A reader wants some clarification

Q: I see that from time-to-time there is debate on your website as to whether guns should be stored butt-down or muzzles-down in cabinets. What do you think?

A: Mike says: The idea of storing guns muzzles-down is that any oil or cleaning fluid left in the bores runs out on to the cabinet floor rather than backwards, through the chamber and the firing pin holes and thence into the lock mechanism and from there into the wood of the stock. Oil in the stock can soften the wood, and do damage which cannot be repaired.

This really can happen.
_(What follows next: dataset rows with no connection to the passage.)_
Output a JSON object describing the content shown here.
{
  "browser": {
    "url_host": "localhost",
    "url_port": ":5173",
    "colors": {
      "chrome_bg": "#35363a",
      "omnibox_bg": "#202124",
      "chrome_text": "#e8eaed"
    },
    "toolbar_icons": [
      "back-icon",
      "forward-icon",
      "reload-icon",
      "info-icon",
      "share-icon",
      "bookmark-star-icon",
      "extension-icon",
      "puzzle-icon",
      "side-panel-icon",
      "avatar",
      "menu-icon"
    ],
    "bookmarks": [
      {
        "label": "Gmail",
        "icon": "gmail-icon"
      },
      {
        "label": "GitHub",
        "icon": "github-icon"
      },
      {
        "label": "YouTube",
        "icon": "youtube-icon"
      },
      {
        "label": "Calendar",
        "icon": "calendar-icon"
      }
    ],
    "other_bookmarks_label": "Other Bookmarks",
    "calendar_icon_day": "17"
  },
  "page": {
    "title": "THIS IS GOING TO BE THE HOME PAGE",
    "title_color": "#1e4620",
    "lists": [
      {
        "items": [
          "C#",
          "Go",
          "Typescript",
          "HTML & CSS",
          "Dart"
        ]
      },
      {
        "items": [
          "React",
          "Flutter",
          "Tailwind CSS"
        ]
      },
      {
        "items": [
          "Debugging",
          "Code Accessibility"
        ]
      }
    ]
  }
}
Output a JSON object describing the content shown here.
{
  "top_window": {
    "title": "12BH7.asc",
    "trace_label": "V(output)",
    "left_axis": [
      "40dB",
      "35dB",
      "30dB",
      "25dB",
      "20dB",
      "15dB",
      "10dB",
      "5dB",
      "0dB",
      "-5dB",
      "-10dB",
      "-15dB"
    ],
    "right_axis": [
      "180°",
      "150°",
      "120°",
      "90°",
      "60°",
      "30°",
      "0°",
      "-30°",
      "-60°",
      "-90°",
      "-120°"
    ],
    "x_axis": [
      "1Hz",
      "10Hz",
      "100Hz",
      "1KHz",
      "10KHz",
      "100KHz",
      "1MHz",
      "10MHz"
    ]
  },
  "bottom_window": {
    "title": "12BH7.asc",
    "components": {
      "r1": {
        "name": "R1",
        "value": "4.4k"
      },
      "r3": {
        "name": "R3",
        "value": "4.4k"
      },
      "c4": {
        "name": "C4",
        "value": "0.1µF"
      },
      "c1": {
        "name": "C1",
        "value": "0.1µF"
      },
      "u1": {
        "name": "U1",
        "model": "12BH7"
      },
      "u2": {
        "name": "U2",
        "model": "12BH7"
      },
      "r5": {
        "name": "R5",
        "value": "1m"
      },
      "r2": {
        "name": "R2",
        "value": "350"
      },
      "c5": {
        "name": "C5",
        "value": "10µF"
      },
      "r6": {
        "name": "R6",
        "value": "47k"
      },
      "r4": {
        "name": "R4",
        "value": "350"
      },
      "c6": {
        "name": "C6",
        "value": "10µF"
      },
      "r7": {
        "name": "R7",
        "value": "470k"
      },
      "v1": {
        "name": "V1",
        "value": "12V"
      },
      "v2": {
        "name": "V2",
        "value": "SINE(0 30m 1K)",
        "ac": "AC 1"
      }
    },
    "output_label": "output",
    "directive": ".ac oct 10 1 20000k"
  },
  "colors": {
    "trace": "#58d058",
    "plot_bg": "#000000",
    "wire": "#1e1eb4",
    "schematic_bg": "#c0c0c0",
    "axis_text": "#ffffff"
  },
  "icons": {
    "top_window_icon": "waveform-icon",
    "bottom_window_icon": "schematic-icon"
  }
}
I once acquired a well-worn Lanber for a second-hand gun test, and wondered why the trigger would not switch to the second barrel.

When I removed the stock to trace the trouble I found the whole lock mechanism was solidly gummed up with dried oil, and the wood at the head of the stock was absolutely sodden with the stuff. The damage had been done not with lubricating oil, but with one of the bore cleaners based on soluble oil – I suspect Young’s 303. The smell of soluble oil was awful.

So, if you must leave bores wet with oil or cleaning fluid, then store your guns muzzles-down. In fact, with modern chrome-lined bores the tubes can be stored dry, and these guns can be stored butts-down. Also, when oiling the moving parts of guns it is wise to use the absolute minimum. That’s why the stoppers in traditional gun oil bottles are fitted with needle-like droppers.

Another quick question on gun maintenance

Q: What do you think of gun oils supplied in aerosol containers? Are they worth the money?

A: Mike says: Browning Legia Spray seems to have a good reputation, but it isn’t strictly a lubricant. The same goes for bore cleaners, and stuff like WD40. Lubricating oils in aerosol containers are a waste of time as far as I am concerned: they just chuck oil all over the place, when all you really need are tiny drops on bearing surfaces, or a small amount on a rag to wipe down the exterior surfaces of barrels and actions before storage.